Robert Halfon MP

The conservative case for extending free school meals

(Photo by DANIEL LEAL-OLIVAS/AFP via Getty Images)

What do Conservatives care about? First, high-quality education and academic attainment. Second, value for money for the taxpayer. Third, (unless you are an arch-libertarian) recognition that the battle that must be won is not between big government or small government, but good government.

Combating child hunger should, therefore, be a cause that all Conservatives can embrace. That should include the temporary extension of free school meals over the holidays while (and only while) the economic impacts of the pandemic continue to be felt. That’s why I voted against the government on Wednesday evening in favour of the proposal.

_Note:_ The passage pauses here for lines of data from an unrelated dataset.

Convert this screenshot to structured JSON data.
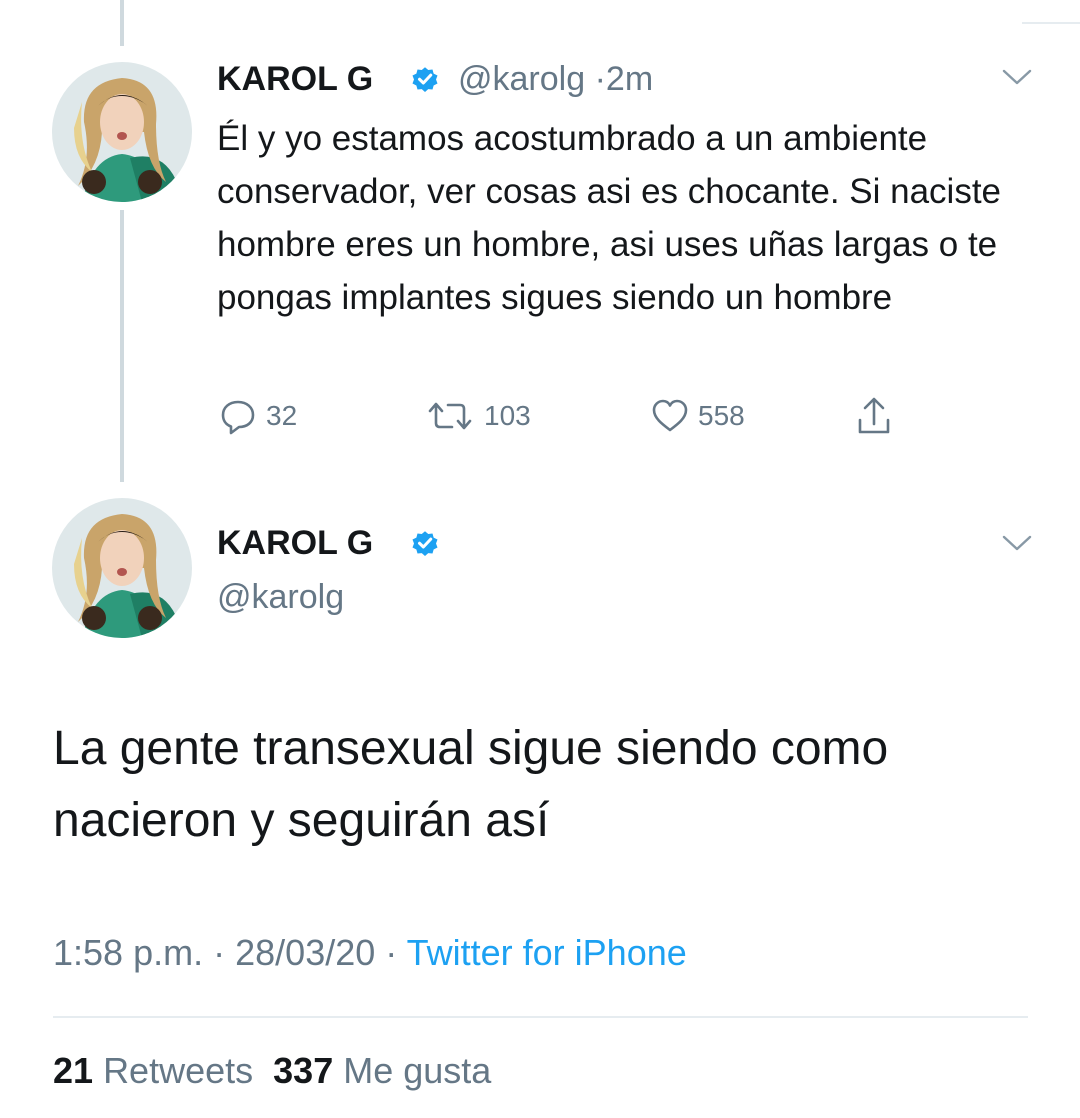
{
  "colors": {
    "text": "#14171a",
    "secondary": "#657786",
    "link": "#1da1f2",
    "verified": "#1da1f2",
    "thread_line": "#cfd9de"
  },
  "reply_tweet": {
    "author_name": "KAROL G",
    "handle": "@karolg",
    "separator": "·",
    "time": "2m",
    "text": "Él y yo estamos acostumbrado a un ambiente conservador, ver cosas asi es chocante. Si naciste hombre eres un hombre, asi uses uñas largas o te pongas implantes sigues siendo un hombre",
    "replies": "32",
    "retweets": "103",
    "likes": "558",
    "icons": [
      "reply-icon",
      "retweet-icon",
      "like-icon",
      "share-icon",
      "chevron-down-icon",
      "verified-icon"
    ]
  },
  "main_tweet": {
    "author_name": "KAROL G",
    "handle": "@karolg",
    "text": "La gente transexual sigue siendo como nacieron y seguirán así",
    "time": "1:58 p.m.",
    "date": "28/03/20",
    "separator": "·",
    "source": "Twitter for iPhone",
    "retweet_count": "21",
    "retweet_label": "Retweets",
    "like_count": "337",
    "like_label": "Me gusta"
  }
}
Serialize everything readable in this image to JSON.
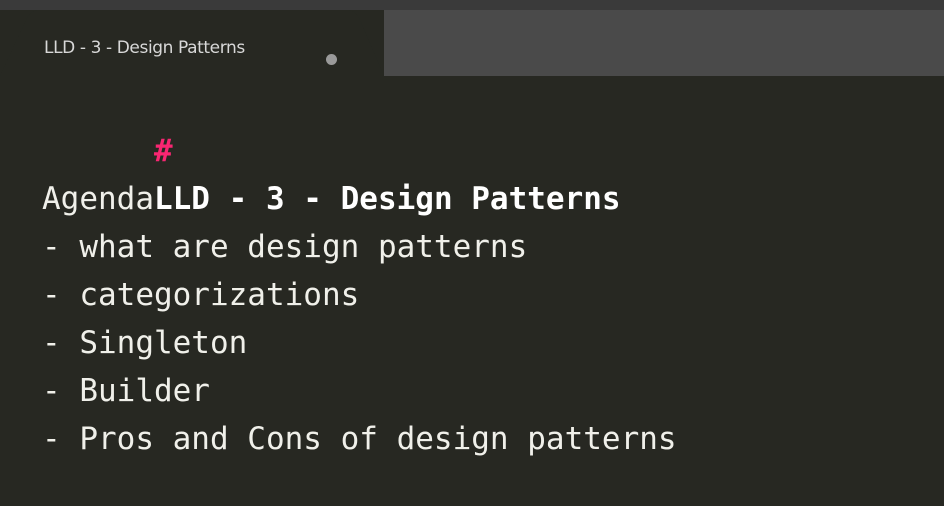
{
  "tab": {
    "title": "LLD - 3 - Design Patterns",
    "unsaved_indicator": "unsaved-dot-icon"
  },
  "editor": {
    "heading_marker": "#",
    "heading_text": "LLD - 3 - Design Patterns",
    "lines": [
      "Agenda",
      "- what are design patterns",
      "- categorizations",
      "- Singleton",
      "- Builder",
      "- Pros and Cons of design patterns"
    ]
  },
  "colors": {
    "background": "#272822",
    "tabbar": "#4a4a4a",
    "heading_marker": "#f92672",
    "text": "#f0f0ea"
  }
}
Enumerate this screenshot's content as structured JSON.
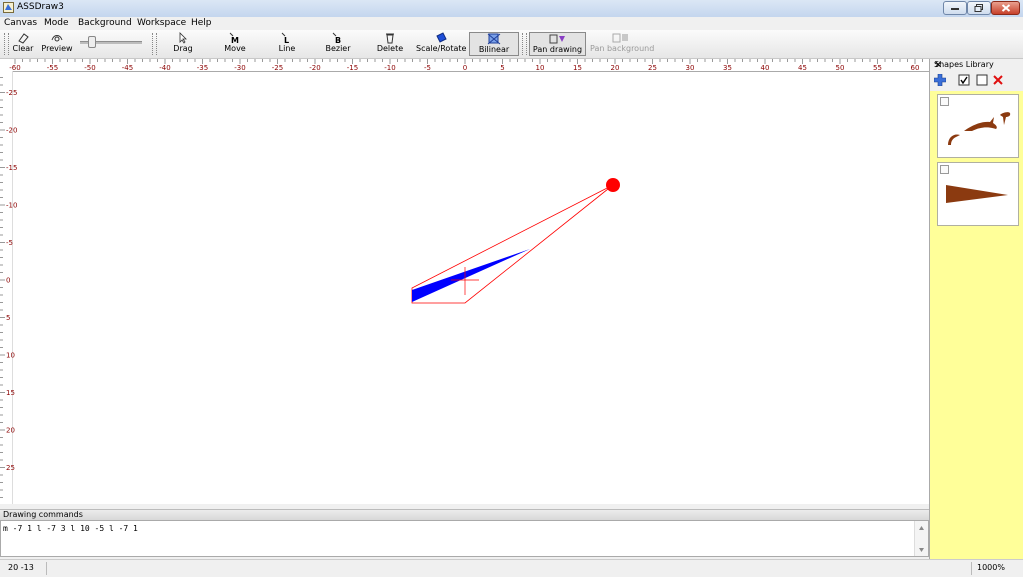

First, on academic attainment, we know that children who regularly eat breakfast achieve, on average, two higher GSCE grades than children who don’t. The Institute for Fiscal Studies has also shown that children in schools with breakfast clubs made two months additional academic progress over the course of a year compared to their peers with no breakfast provision. According to Kellogg’s (not an organisation normally associated with the far left), the grip of hunger could potentially cost the English economy at least £5.2 million a year through lost teaching time spent on dealing with the needs of hungry pupils.

Dealing with child hunger should not be a left-wing issue — far from it

Given all these facts, it should be a no-brainer to any Conservative that having a long-term plan to combat child food insecurity should be a priority for the Prime Minister and the Department for Education.

Some have tried to argue that the footballer Marcus Rashford, who has been central to driving this campaign, is somehow virtue signalling. He is someone who experienced hunger as a child, having relied on food banks and the generosity of neighbours growing up. Albeit a Manchester United player now, he really does represent the grassroots and is a passionate advocate for this cause.

Actually, it is often the big businesses, sitting on task forces and the like, who virtue signal about the state of food insecurity in the UK.